Sir Clinton shook his head.

“I’ve had very little time to collect local gossip this morning, Cecil. I’ve been busy getting things started for this bit of work in the lake, you see.”

“If you’d been down in Hincheldene village you could hardly have missed it. I went down this morning to get some tobacco and I found the whole place buzzing with it. That was before I’d seen Maurice, luckily.”

“Suppose you tell me what it is,” Sir Clinton suggested, drily.

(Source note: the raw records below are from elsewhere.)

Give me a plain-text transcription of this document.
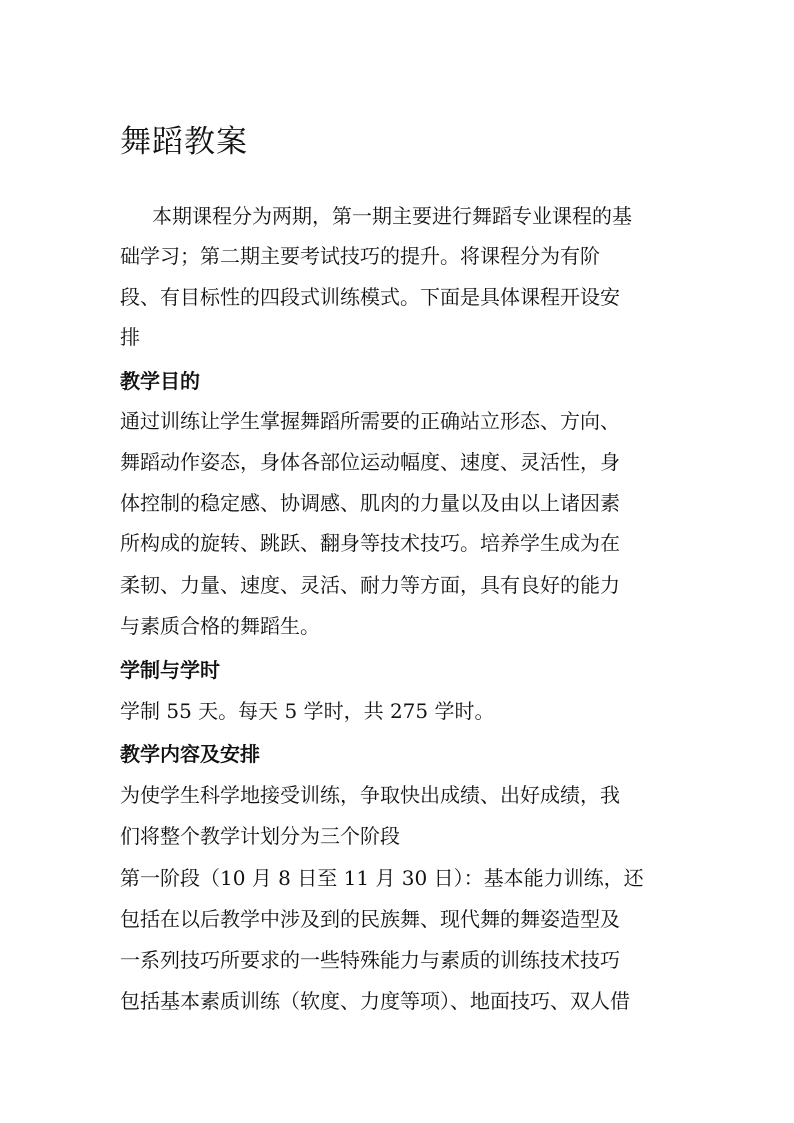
舞蹈教案
本期课程分为两期，第一期主要进行舞蹈专业课程的基
础学习；第二期主要考试技巧的提升。将课程分为有阶
段、有目标性的四段式训练模式。下面是具体课程开设安
排
教学目的
通过训练让学生掌握舞蹈所需要的正确站立形态、方向、
舞蹈动作姿态，身体各部位运动幅度、速度、灵活性，身
体控制的稳定感、协调感、肌肉的力量以及由以上诸因素
所构成的旋转、跳跃、翻身等技术技巧。培养学生成为在
柔韧、力量、速度、灵活、耐力等方面，具有良好的能力
与素质合格的舞蹈生。
学制与学时
学制 55 天。每天 5 学时，共 275 学时。
教学内容及安排
为使学生科学地接受训练，争取快出成绩、出好成绩，我
们将整个教学计划分为三个阶段
第一阶段（10 月 8 日至 11 月 30 日）：基本能力训练，还
包括在以后教学中涉及到的民族舞、现代舞的舞姿造型及
一系列技巧所要求的一些特殊能力与素质的训练技术技巧
包括基本素质训练（软度、力度等项）、地面技巧、双人借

“Do you remember my telling you about the family spectre, the White Man?” Cecil asked. “Well, it seems that the village drunkard, old Groby, was taking a short cut through our woods last night—or rather this morning, for he’s a bit of a late going-to-rooster—and he got the shock of his life in one of the glades. He swears he saw the White Man stealing about from tree to tree. By his way of it, he was near enough to see the thing clearly—all white, even the face. What a lark!”

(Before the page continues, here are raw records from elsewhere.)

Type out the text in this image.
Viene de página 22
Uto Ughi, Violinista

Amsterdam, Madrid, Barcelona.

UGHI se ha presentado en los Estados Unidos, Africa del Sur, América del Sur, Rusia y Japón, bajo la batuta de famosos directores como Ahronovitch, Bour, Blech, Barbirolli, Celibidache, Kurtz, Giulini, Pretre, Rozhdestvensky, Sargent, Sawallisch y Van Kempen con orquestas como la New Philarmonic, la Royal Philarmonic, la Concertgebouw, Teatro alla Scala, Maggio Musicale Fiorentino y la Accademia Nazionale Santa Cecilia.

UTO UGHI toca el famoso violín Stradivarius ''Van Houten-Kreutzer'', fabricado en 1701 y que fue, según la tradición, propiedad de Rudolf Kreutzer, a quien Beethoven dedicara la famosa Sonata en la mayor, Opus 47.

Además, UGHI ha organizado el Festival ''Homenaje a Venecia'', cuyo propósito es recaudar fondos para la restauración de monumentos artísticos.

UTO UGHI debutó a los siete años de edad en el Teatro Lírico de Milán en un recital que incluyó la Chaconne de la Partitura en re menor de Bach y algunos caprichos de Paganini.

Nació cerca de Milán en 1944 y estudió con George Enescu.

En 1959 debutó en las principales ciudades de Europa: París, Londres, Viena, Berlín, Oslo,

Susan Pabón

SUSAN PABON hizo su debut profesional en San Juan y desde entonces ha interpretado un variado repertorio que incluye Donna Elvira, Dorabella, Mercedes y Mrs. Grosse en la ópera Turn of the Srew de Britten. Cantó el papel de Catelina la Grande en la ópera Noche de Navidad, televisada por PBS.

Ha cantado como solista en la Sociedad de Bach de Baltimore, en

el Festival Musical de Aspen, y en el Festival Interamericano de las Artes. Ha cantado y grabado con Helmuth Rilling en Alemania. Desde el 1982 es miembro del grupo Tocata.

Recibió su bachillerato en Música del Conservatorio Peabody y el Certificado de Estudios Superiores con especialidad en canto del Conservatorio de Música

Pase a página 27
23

“You certainly seem to take your family spectre a bit lightly, Cecil. What’s the cream of the jest?”

Cecil’s face took on a vindictive expression.

“Oh, it gave me a chance of getting home on Maurice, after he’d given me the key of the street. I told him all about it and I rubbed in the old story. You know what I mean? The White Man never appears except when the head of the family’s on his last legs. Maurice didn’t like it a bit. He looked a bit squeamish over it; and I came away leaving that sticking in his gills.”

Sir Clinton hardly concealed his distaste for this kind of thing.

“You flatter yourself, I expect. Maurice is hardly likely to waste any thought over superstitions of that sort.”